Lenovo Expands SSG Offerings by Acquiring PCCW’s Solutions Business

By Charles King, Pund-IT®  June 22, 2022

Strategic relationships are commonplace in the tech industry and typically enable the vendors involved to better serve shared customers and markets. But a few vendors, such as Lenovo are highly skillful at launching and evolving strategic relationships with farther reaching benefits and consequences. That is particularly true in the company’s enterprise-focused organizations, including the Infrastructure Solutions Group (ISG) and the Solutions and Services Group (SSG) that Lenovo launched a bit over a year ago.

The formation of PCCW Lenovo Technology Solutions (PLTS) that the company announced last week clearly demonstrates that Lenovo’s approach to M&A and strategic relationships is anything but “one size fits all.” Instead, it is exploring and will likely gain significant value from this investment which the company says it expects to be immediately margin accretive. Let’s consider that more closely.

Why acquire capabilities from PCCW?

So what exactly is PCCW and why will it make a valuable strategic ally for Lenovo? Headquartered in Hong Kong,

PCCW Solutions is a leading IT and business process outsourcing provider to customers in Hong Kong, mainland China and Southeast Asia, with deep expertise and proven solutions in the Telecom, Transportation, Public Sector, and Financial Services industry verticals. Its parent company PCCW is a global company with over 20,000 employees that owns a majority stake in Hong Kong’s #1 telecommunications service provider HKT Trust and HKT Limited, a leading operator of broadband, fixed-line, mobile communications and media entertainment services.

These last points are vital for understanding why Lenovo is acquiring PCCW Solutions capabilities to form PLTS. The two companies do a substantial amount of business in the Asia Pacific (AP) region (AP and China accounted for over 40 percent of Lenovo’s total revenues in its most recent earnings announcement). Plus, the partnership emphasizes Lenovo’s SSG business which grew 30 percent over the past fiscal year to $5.4B in revenues globally, and this deal could add ~50% to SSG’s AP revenues in the short term.

Lenovo + PCCW = PLTS

How exactly will the partnership be shaped? In part, by a controlling majority investment by Lenovo in a new company which will be called PCCW Lenovo Technology Solutions (PLTS). Lenovo will offer a consideration of $613.6 million, comprising $513.6 million in cash and US$100.0 million in Lenovo shares, by way of allotment and issue of 86,424,677 Lenovo shares to PCCW at completion. The shares will be issued at HK$9.025 per share, representing a premium of 19.2%, based on the close of trading as of 14 June 2022.
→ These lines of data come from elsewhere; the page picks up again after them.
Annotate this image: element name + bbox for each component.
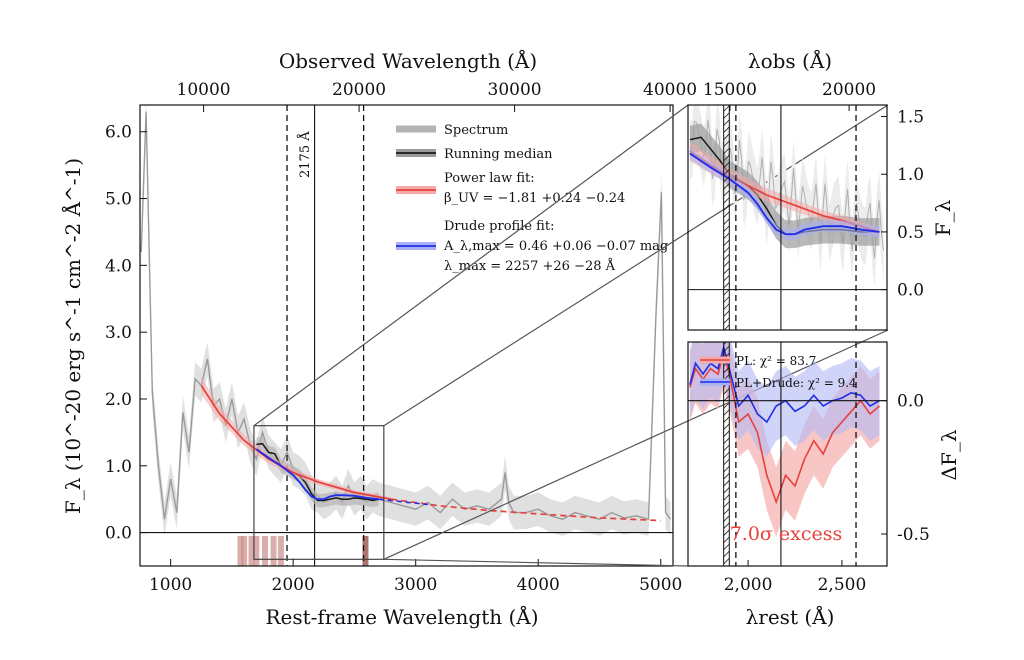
zoom-connectors [253, 104, 889, 567]
median-line [256, 442, 380, 502]
x-tick-label: 3000 [394, 575, 437, 595]
excess-annotation: 7.0σ excess [730, 523, 843, 545]
error-bar [270, 535, 277, 566]
x2-tick-label: 20000 [332, 80, 386, 100]
zoom-bottom-pl-line [689, 349, 881, 505]
y-tick-label: 3.0 [105, 323, 132, 343]
x-tick-label: 1000 [149, 575, 192, 595]
powerlaw-band [201, 376, 392, 502]
legend-label-median: Running median [444, 147, 553, 162]
x-tick-label: 5000 [639, 575, 682, 595]
y-tick-label: 5.0 [105, 190, 132, 210]
zoom-top-axes: 0.0 0.5 1.0 1.5 15000 20000 [703, 80, 924, 301]
zoom-bottom-frame [687, 341, 888, 567]
legend-detail-drude: A_λ,max = 0.46 +0.06 −0.07 mag [443, 239, 668, 254]
x2-tick-label: 40000 [643, 80, 697, 100]
zoom-top-frame [687, 104, 888, 331]
y-tick-label: 2.0 [105, 390, 132, 410]
zoom-bottom-axes: 0.0 -0.5 2,000 2,500 [724, 392, 930, 595]
main-y-label: F_λ (10^-20 erg s^-1 cm^-2 Å^-1) [60, 158, 85, 514]
connector-line [383, 104, 889, 427]
x2-tick-label: 30000 [488, 80, 542, 100]
legend-label-spectrum: Spectrum [444, 123, 508, 138]
y-tick-label: 1.0 [105, 457, 132, 477]
legend-label-pl: PL: χ² = 83.7 [736, 354, 816, 368]
zoom-bottom-pldrude-band [689, 342, 880, 457]
error-bar [261, 535, 268, 566]
median-band [256, 437, 379, 508]
zoom-bottom-y-tick-label: 0.0 [897, 392, 924, 412]
legend-label-drude: Drude profile fit: [444, 219, 554, 234]
connector-line [253, 104, 689, 427]
zoom-bottom-masked-region [723, 342, 730, 566]
zoom-bottom-plot-area [688, 342, 887, 566]
y-tick-label: 6.0 [105, 123, 132, 143]
main-plot-frame [139, 104, 674, 567]
zoom-top-x2-label: λobs (Å) [748, 48, 832, 73]
zoom-top-plot-area [688, 105, 887, 330]
main-axes: 1000 2000 3000 4000 5000 0.0 1.0 2.0 3.0 4.0 5.0 6.… [105, 80, 697, 595]
legend-detail2-drude: λ_max = 2257 +26 −28 Å [444, 258, 616, 274]
vline-2175-label: 2175 Å [297, 131, 313, 178]
error-bar [253, 535, 260, 566]
error-bar [362, 535, 369, 566]
zoom-bottom-x-label: λrest (Å) [746, 604, 835, 629]
zoom-top-y-label: F_λ [931, 199, 955, 236]
spectrum-band [141, 105, 671, 536]
main-top-x-label: Observed Wavelength (Å) [279, 48, 537, 73]
x-tick-label: 2000 [272, 575, 315, 595]
error-bar [277, 535, 284, 566]
zoom-top-spectrum-band [689, 105, 884, 288]
zoom-top-x2-tick-label: 15000 [703, 80, 757, 100]
zoom-bottom-x-tick-label: 2,500 [818, 575, 867, 595]
legend-label-pldrude: PL+Drude: χ² = 9.4 [736, 376, 857, 390]
y-tick-label: 0.0 [105, 524, 132, 544]
y-tick-label: 4.0 [105, 256, 132, 276]
main-x-label: Rest-frame Wavelength (Å) [265, 604, 538, 629]
zoom-top-y-tick-label: 0.5 [897, 223, 924, 243]
error-bar [248, 535, 255, 566]
zoom-top-drude-band [689, 147, 880, 240]
zoom-bottom-y-label: ΔF_λ [937, 429, 961, 480]
main-legend: Spectrum Running median Power law fit: β… [396, 123, 668, 274]
zoom-box [253, 425, 385, 560]
legend-detail-powerlaw: β_UV = −1.81 +0.24 −0.24 [444, 191, 625, 206]
main-plot-area [140, 105, 673, 566]
x-tick-label: 4000 [517, 575, 560, 595]
zoom-top-y-tick-label: 0.0 [897, 281, 924, 301]
x2-tick-label: 10000 [177, 80, 231, 100]
zoom-top-x2-tick-label: 20000 [822, 80, 876, 100]
zoom-bottom-legend: PL: χ² = 83.7 PL+Drude: χ² = 9.4 [700, 354, 857, 390]
zoom-top-masked-region [723, 105, 730, 330]
error-bar [237, 535, 244, 566]
error-bar [241, 535, 248, 566]
drude-line [255, 448, 380, 501]
zoom-bottom-x-tick-label: 2,000 [724, 575, 773, 595]
zoom-bottom-y-tick-label: -0.5 [897, 525, 930, 545]
powerlaw-line-extrapolated [391, 498, 661, 522]
zoom-bottom-pldrude-line [689, 344, 880, 424]
connector-line [383, 558, 689, 567]
zoom-top-y-tick-label: 1.5 [897, 108, 924, 128]
zoom-top-y-tick-label: 1.0 [897, 165, 924, 185]
connector-line [383, 329, 889, 560]
spectrum-line [140, 111, 672, 521]
legend-label-powerlaw: Power law fit: [444, 171, 535, 186]
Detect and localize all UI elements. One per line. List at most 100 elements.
When the transaction is completed, Lenovo will become an effective 84% shareholder in PLTS via a direct 80% interest in PLTS and a 20% stake in PCCW Network Services, the holding company of PCCW’s remaining IT solutions obligations in Hong Kong. PLTS will focus on expanding its activities across the Asia Pacific region, which the Lenovo and PCCW believe represents over $300B in addressable IT Services market opportunity.

Final analysis

What are the key takeaways from this announcement and the new company?

First, the deal with PCCW involves a substantially larger investment than Lenovo has made in recent M&A history and other strategic partnerships. The companies stated that the share swap structure with PCCW reflects “the long-term commitment and confidence of both Parties in the strategic partnership.”

That seems entirely likely, but it is also worth noting that the deal is far more modest and contains considerably less risk than other enterprise vendors’ desperate attempts to kickstart their services businesses. The poster child for this kind of shortsighted practice was HP’s 2008 acquisition of EDS for $13.9B and the $8B write down it incurred four years later when it became obvious that the deal was a bust.

In comparison, the Lenovo/PCCW agreement seems almost restrained.

However, the partnership should also prosper, in part, by Lenovo’s plan to double its R&D investment and hire up to 12,000 R&D professionals globally by 2025. The company’s primary focus will be on developing new, innovative Intelligent Transformation solutions and services, centering on a “Client-Edge-Cloud-Network-Intelligence” architecture, with a three-track approach to focus on short-, medium- and long-term paybacks.

In other words, even as PLTS hits the ground running in Lenovo’s and PCCW’s focus markets, it will likely benefit from sustained, targeted strategic investments from its principal owner. Overall, Lenovo and PCCW’s strategic partnership and the resulting PLTS services organization should deliver substantial benefits and business opportunities to the companies and their respective customers and prospects.